FOX31 also contacted a Ken Caryl Park Ranger, who said that the Ken Caryl Ranch community doesn’t require the bear-proofing of trash cans.

It may not be a requirement but adopting the habit of making your home less appealing to a bear visit is still something that Area Wildlife Manager for the Pikes Peak region Tim Kroening feels is important, especially this year.

“In years where there are natural food shortages, we see more human-bear conflicts,” Kroening said. “It is critical that people do their part and stay ‘Bear Aware.’ Please secure your trash, bird feeders and any other attractants so that bears cannot get to them. Keep your doors and ground-level windows closed and locked. Please lock your vehicles up as bears are smart enough to figure out how to get into them if they smell something tasty.”

Sunday’s sighting follows a recent string of bear-related interactions with wildlife officials across the state. A bear that was recently rehabilitated by CPW had to be euthanized after it found its way into a Teller County home.
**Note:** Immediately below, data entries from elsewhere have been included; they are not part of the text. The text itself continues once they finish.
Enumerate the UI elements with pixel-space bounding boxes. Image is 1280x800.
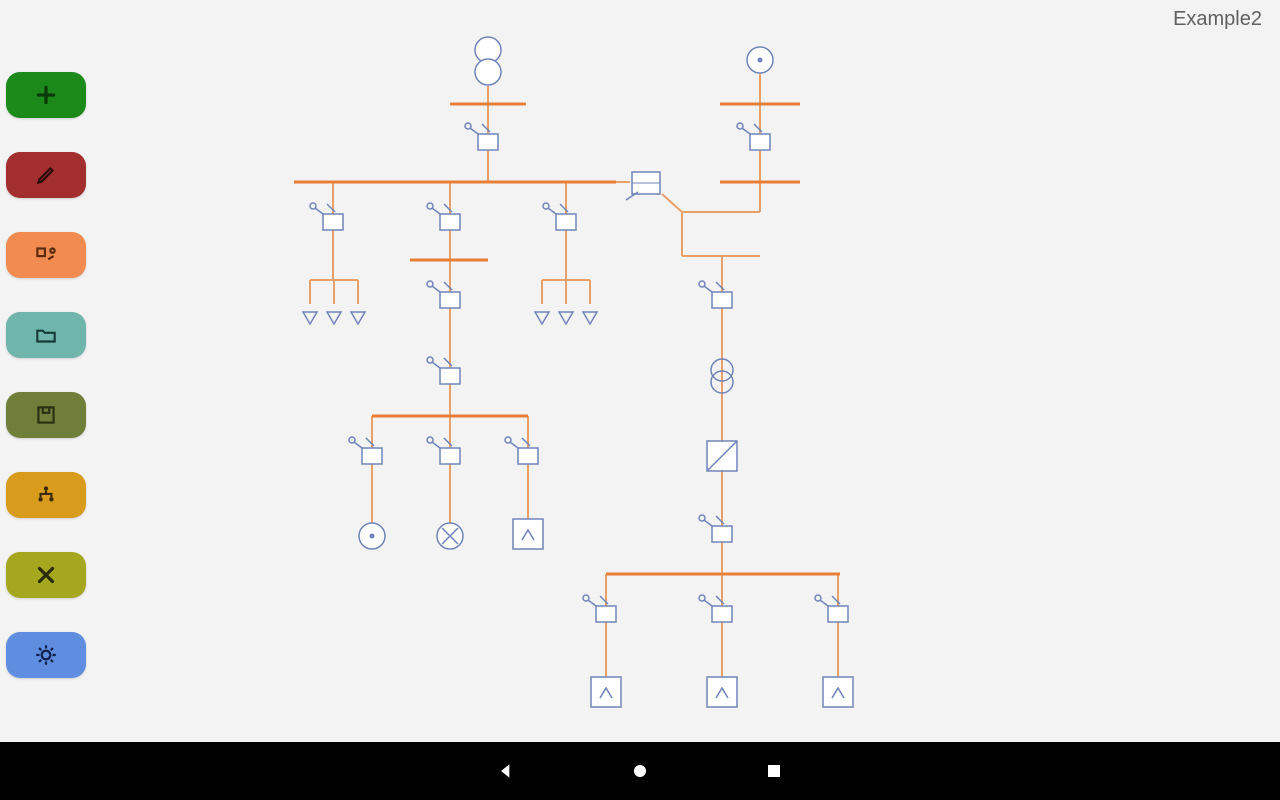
source-symbol[interactable] xyxy=(359,523,385,549)
breaker-symbol[interactable] xyxy=(505,437,538,464)
breaker-symbol[interactable] xyxy=(427,203,460,230)
breaker-symbol[interactable] xyxy=(699,281,732,308)
source-symbol[interactable] xyxy=(437,523,463,549)
wire[interactable] xyxy=(662,194,682,212)
diagram-canvas[interactable] xyxy=(0,0,1280,742)
load-arrow[interactable] xyxy=(327,312,341,324)
breaker-symbol[interactable] xyxy=(349,437,382,464)
load-symbol[interactable] xyxy=(823,677,853,707)
nav-back-button[interactable] xyxy=(494,759,518,783)
load-arrow[interactable] xyxy=(303,312,317,324)
breaker-symbol[interactable] xyxy=(699,595,732,622)
breaker-symbol[interactable] xyxy=(427,357,460,384)
android-nav-bar xyxy=(0,742,1280,800)
breaker-symbol[interactable] xyxy=(427,281,460,308)
nav-recent-button[interactable] xyxy=(762,759,786,783)
bus-coupler[interactable] xyxy=(626,172,660,200)
breaker-symbol[interactable] xyxy=(543,203,576,230)
load-arrow[interactable] xyxy=(351,312,365,324)
load-arrow[interactable] xyxy=(583,312,597,324)
breaker-symbol[interactable] xyxy=(310,203,343,230)
source-symbol[interactable] xyxy=(475,59,501,85)
load-symbol[interactable] xyxy=(591,677,621,707)
breaker-symbol[interactable] xyxy=(427,437,460,464)
load-symbol[interactable] xyxy=(513,519,543,549)
breaker-symbol[interactable] xyxy=(737,123,770,150)
load-symbol[interactable] xyxy=(707,677,737,707)
breaker-symbol[interactable] xyxy=(583,595,616,622)
load-arrow[interactable] xyxy=(559,312,573,324)
source-symbol[interactable] xyxy=(747,47,773,73)
nav-home-button[interactable] xyxy=(628,759,652,783)
breaker-symbol[interactable] xyxy=(465,123,498,150)
load-symbol[interactable] xyxy=(707,441,737,471)
load-arrow[interactable] xyxy=(535,312,549,324)
breaker-symbol[interactable] xyxy=(699,515,732,542)
breaker-symbol[interactable] xyxy=(815,595,848,622)
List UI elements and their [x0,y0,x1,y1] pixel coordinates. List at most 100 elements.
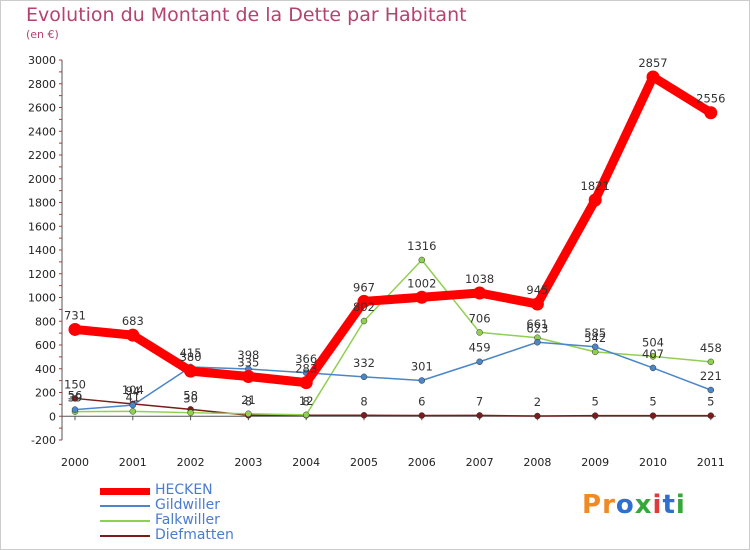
data-label-gildwiller: 398 [237,348,259,362]
data-point-gildwiller [649,364,657,372]
data-label-gildwiller: 56 [68,389,83,403]
data-label-falkwiller: 458 [700,341,722,355]
data-label-hecken: 683 [122,314,144,328]
data-label-hecken: 1038 [465,272,494,286]
data-point-diefmatten [707,412,715,419]
data-label-hecken: 731 [64,308,86,322]
legend-item-diefmatten[interactable]: Diefmatten [100,527,300,544]
data-point-hecken [646,70,660,84]
data-point-hecken [241,369,255,383]
legend-item-falkwiller[interactable]: Falkwiller [100,512,300,529]
series-line-hecken [70,72,716,388]
x-tick-label: 2004 [292,456,320,469]
data-label-hecken: 1821 [581,179,610,193]
data-label-falkwiller: 802 [353,300,375,314]
logo-letter: o [615,490,635,520]
y-tick-label: 1200 [28,268,56,281]
data-point-gildwiller [534,339,541,346]
data-label-diefmatten: 2 [534,395,541,409]
data-point-falkwiller [649,353,657,360]
data-label-falkwiller: 1316 [407,239,436,253]
data-point-gildwiller [360,373,368,381]
data-point-falkwiller [245,410,252,418]
data-label-falkwiller: 12 [299,394,314,408]
data-label-gildwiller: 366 [295,352,317,366]
data-point-falkwiller [476,329,483,336]
data-point-gildwiller [71,406,79,413]
x-tick-label: 2009 [581,456,609,469]
data-point-diefmatten [360,412,368,419]
y-tick-label: 2600 [28,102,56,115]
data-point-hecken [704,106,718,120]
data-point-hecken [415,290,429,304]
logo-letter: x [634,490,653,520]
x-tick-label: 2000 [61,456,89,469]
data-label-diefmatten: 58 [183,388,198,402]
data-label-falkwiller: 41 [125,390,140,404]
data-label-diefmatten: 150 [64,377,86,391]
chart-subtitle: (en €) [26,28,59,41]
series-line-diefmatten [74,397,712,417]
data-label-diefmatten: 5 [649,395,656,409]
data-label-falkwiller: 706 [469,311,491,325]
data-label-falkwiller: 39 [68,391,83,405]
x-tick-label: 2001 [119,456,147,469]
data-label-hecken: 1002 [407,276,436,290]
data-point-gildwiller [707,386,715,394]
y-tick-label: 0 [49,410,56,423]
data-label-gildwiller: 221 [700,369,722,383]
data-point-hecken [68,322,82,336]
y-tick-label: 1800 [28,197,56,210]
y-tick-label: 200 [35,387,56,400]
y-tick-label: 800 [35,315,56,328]
legend-label-diefmatten: Diefmatten [155,527,234,543]
data-point-falkwiller [302,411,310,419]
data-point-diefmatten [534,412,541,420]
data-label-diefmatten: 5 [592,395,599,409]
data-point-hecken [530,297,544,311]
legend-label-gildwiller: Gildwiller [155,497,221,513]
y-tick-label: 2400 [28,125,56,138]
data-point-gildwiller [476,358,483,365]
legend-item-hecken[interactable]: HECKEN [100,482,300,499]
y-tick-label: 2800 [28,78,56,91]
legend-label-hecken: HECKEN [155,482,213,498]
x-tick-label: 2003 [234,456,262,469]
data-label-gildwiller: 407 [642,347,664,361]
x-tick-label: 2011 [697,456,725,469]
x-tick-label: 2006 [408,456,436,469]
data-point-gildwiller [129,401,137,409]
legend-swatch-diefmatten [100,535,150,537]
legend-label-falkwiller: Falkwiller [155,512,220,528]
data-point-hecken [357,294,371,308]
data-label-diefmatten: 6 [418,395,425,409]
data-label-gildwiller: 415 [180,346,202,360]
data-point-hecken [473,286,487,300]
data-label-falkwiller: 21 [241,393,256,407]
data-point-hecken [588,193,602,207]
legend-item-gildwiller[interactable]: Gildwiller [100,497,300,514]
data-label-gildwiller: 94 [125,384,140,398]
y-tick-label: 400 [35,363,56,376]
data-label-hecken: 945 [526,283,548,297]
data-label-falkwiller: 661 [526,317,548,331]
data-label-hecken: 2556 [696,92,725,106]
data-point-diefmatten [476,412,483,419]
logo-letter: r [602,490,616,520]
data-label-gildwiller: 332 [353,356,375,370]
data-point-falkwiller [418,256,426,264]
data-point-diefmatten [418,412,426,419]
data-label-gildwiller: 585 [584,326,606,340]
data-label-diefmatten: 8 [303,394,310,408]
data-point-falkwiller [187,409,194,416]
legend-swatch-falkwiller [100,520,150,522]
y-tick-label: 3000 [28,54,56,67]
data-label-falkwiller: 542 [584,331,606,345]
data-label-diefmatten: 8 [360,394,367,408]
legend-swatch-gildwiller [100,505,150,507]
chart-legend: HECKEN Gildwiller Falkwiller Diefmatten [100,482,300,544]
x-tick-label: 2008 [523,456,551,469]
data-label-diefmatten: 8 [245,394,252,408]
data-label-diefmatten: 104 [122,383,144,397]
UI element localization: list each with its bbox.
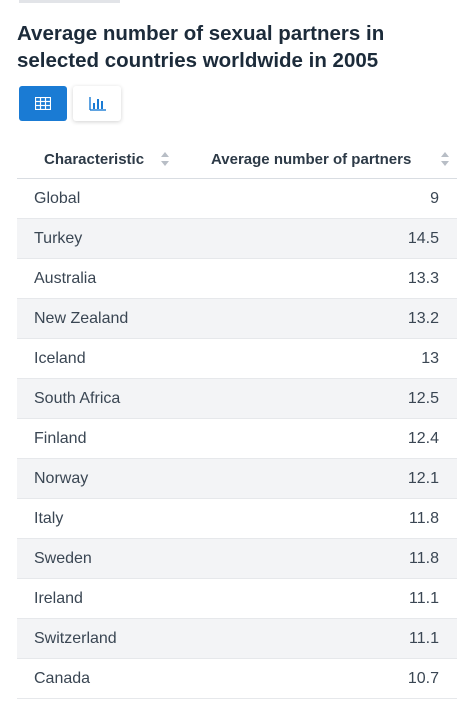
row-value: 11.1	[409, 630, 439, 647]
row-characteristic: Canada	[34, 670, 91, 687]
row-characteristic: New Zealand	[34, 310, 129, 327]
row-characteristic: South Africa	[34, 390, 121, 407]
table-row: Turkey 14.5	[17, 219, 457, 259]
table-row: Global 9	[17, 179, 457, 219]
row-value: 13	[421, 350, 439, 367]
column-header-characteristic[interactable]: Characteristic	[44, 151, 145, 168]
bar-chart-icon	[88, 96, 106, 111]
data-table: Characteristic Average number of partner…	[17, 140, 457, 699]
row-characteristic: Global	[34, 190, 81, 207]
row-value: 11.8	[409, 510, 439, 527]
row-characteristic: Finland	[34, 430, 87, 447]
row-value: 11.8	[409, 550, 439, 567]
row-characteristic: Turkey	[34, 230, 83, 247]
row-characteristic: Norway	[34, 470, 89, 487]
row-value: 12.1	[407, 470, 439, 487]
table-row: Sweden 11.8	[17, 539, 457, 579]
row-characteristic: Australia	[34, 270, 97, 287]
page-title: Average number of sexual partners in sel…	[17, 22, 385, 72]
row-value: 12.5	[407, 390, 439, 407]
row-value: 10.7	[407, 670, 439, 687]
table-row: Canada 10.7	[17, 659, 457, 699]
table-row: Australia 13.3	[17, 259, 457, 299]
table-row: New Zealand 13.2	[17, 299, 457, 339]
row-value: 9	[430, 190, 439, 207]
table-row: Norway 12.1	[17, 459, 457, 499]
table-view-button[interactable]	[19, 86, 67, 121]
row-value: 13.2	[407, 310, 439, 327]
row-characteristic: Sweden	[34, 550, 92, 567]
table-icon	[35, 97, 51, 110]
table-row: Italy 11.8	[17, 499, 457, 539]
table-row: Iceland 13	[17, 339, 457, 379]
row-value: 12.4	[407, 430, 439, 447]
table-body: Global 9 Turkey 14.5 Australia 13.3 New …	[17, 179, 457, 699]
row-characteristic: Switzerland	[34, 630, 117, 647]
column-header-value[interactable]: Average number of partners	[211, 151, 412, 168]
row-characteristic: Iceland	[34, 350, 86, 367]
view-toggle	[19, 86, 122, 121]
table-row: Switzerland 11.1	[17, 619, 457, 659]
chart-view-button[interactable]	[73, 86, 121, 121]
sort-icon[interactable]	[161, 152, 169, 166]
table-row: South Africa 12.5	[17, 379, 457, 419]
row-value: 11.1	[409, 590, 439, 607]
sort-icon[interactable]	[441, 152, 449, 166]
row-value: 13.3	[407, 270, 439, 287]
row-value: 14.5	[407, 230, 439, 247]
row-characteristic: Ireland	[34, 590, 83, 607]
table-header: Characteristic Average number of partner…	[17, 140, 457, 179]
row-characteristic: Italy	[34, 510, 64, 527]
top-divider	[19, 0, 120, 3]
table-row: Ireland 11.1	[17, 579, 457, 619]
table-row: Finland 12.4	[17, 419, 457, 459]
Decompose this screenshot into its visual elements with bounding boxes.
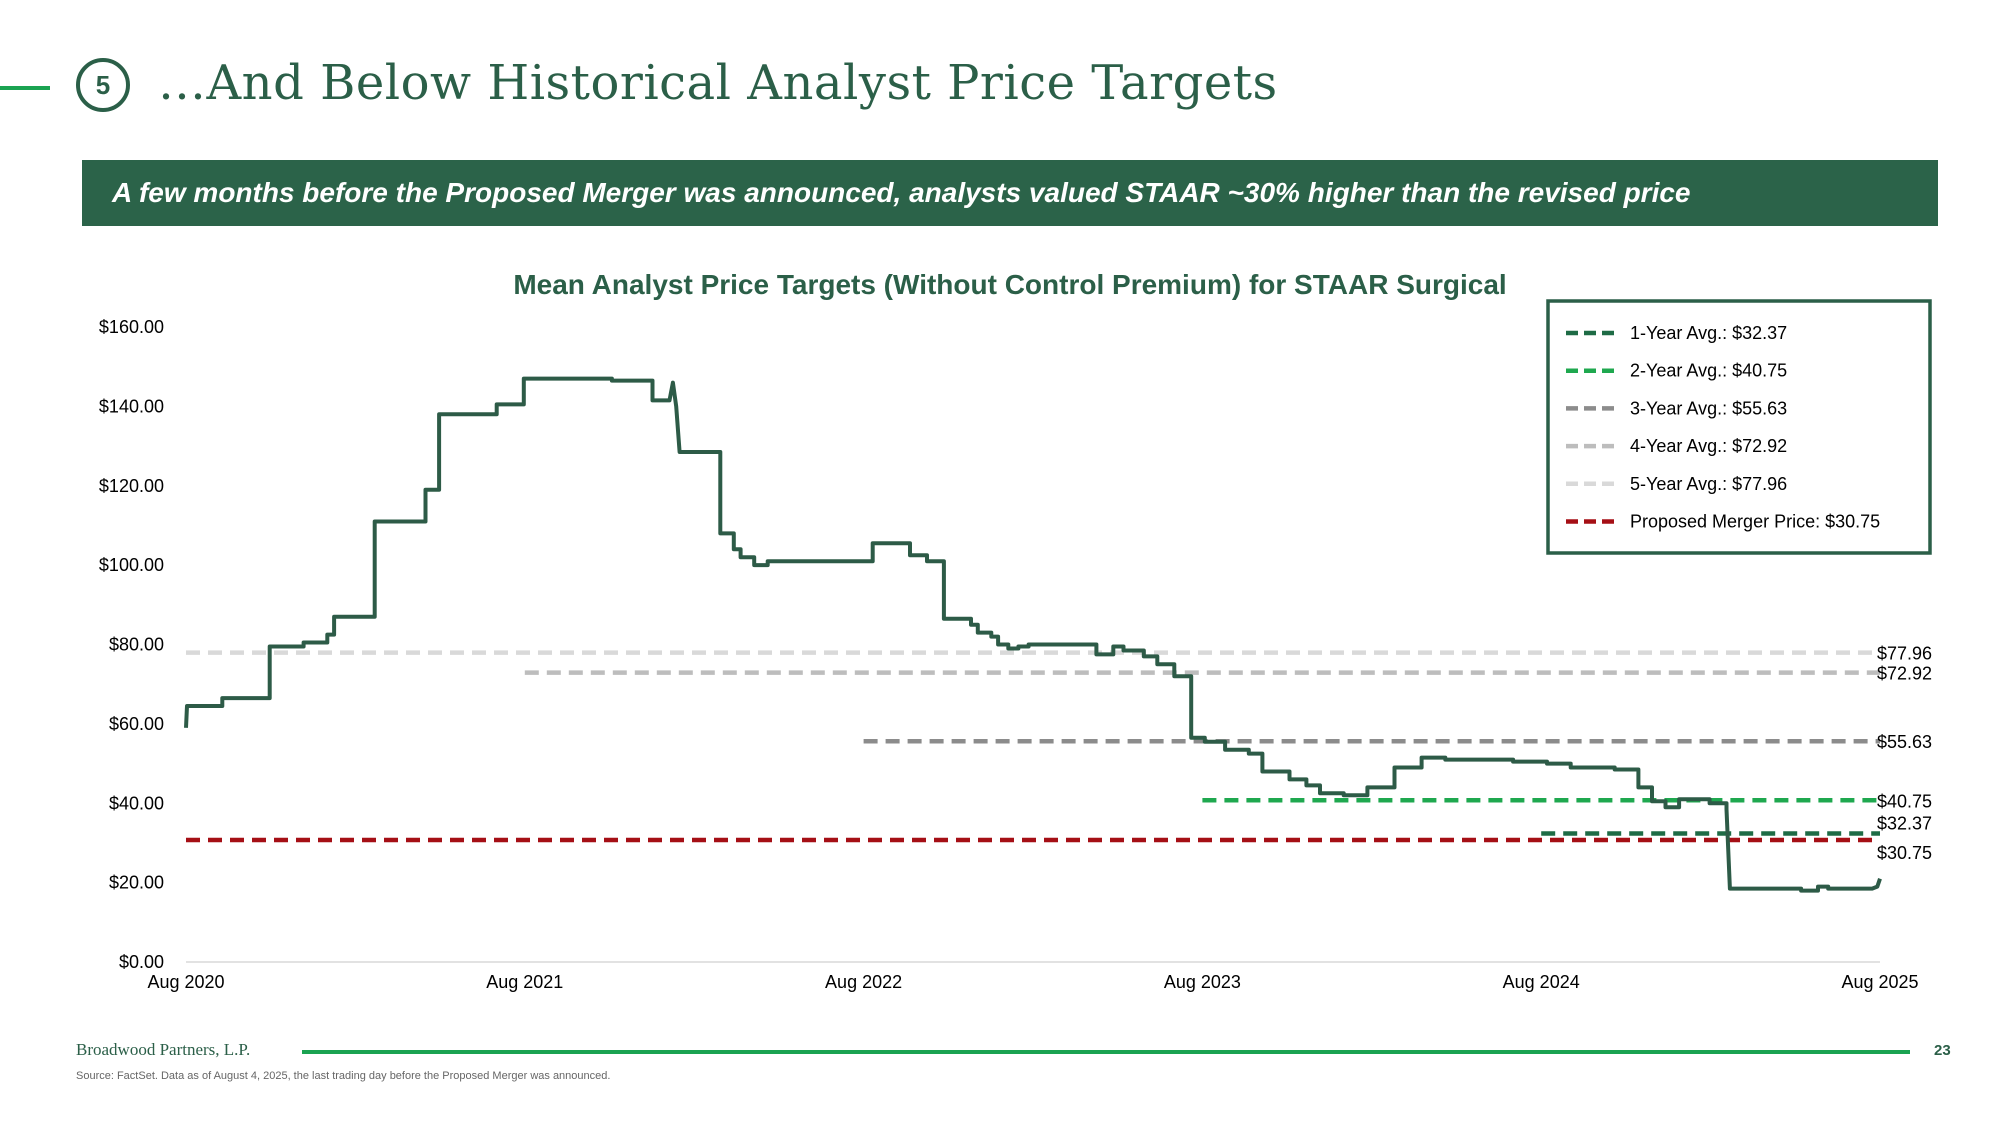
page-title: …And Below Historical Analyst Price Targ… xyxy=(158,55,1278,111)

It can’t be a certainty, but locking the doors may have prevented this from happening.

Another bear was hanging out in a tree in the parking lot of a Loveland Safeway, and eventually needed the help of CPW officials who relocated the bear to the mountains, which they did without harming the animal.

Again, this year’s conditions have led to food scarcity for bears across Colorado, so they are likely to venture further into human habitats. So, be prepared in case a bear near you gets hungry enough to venture into your backyard in search of sustenance.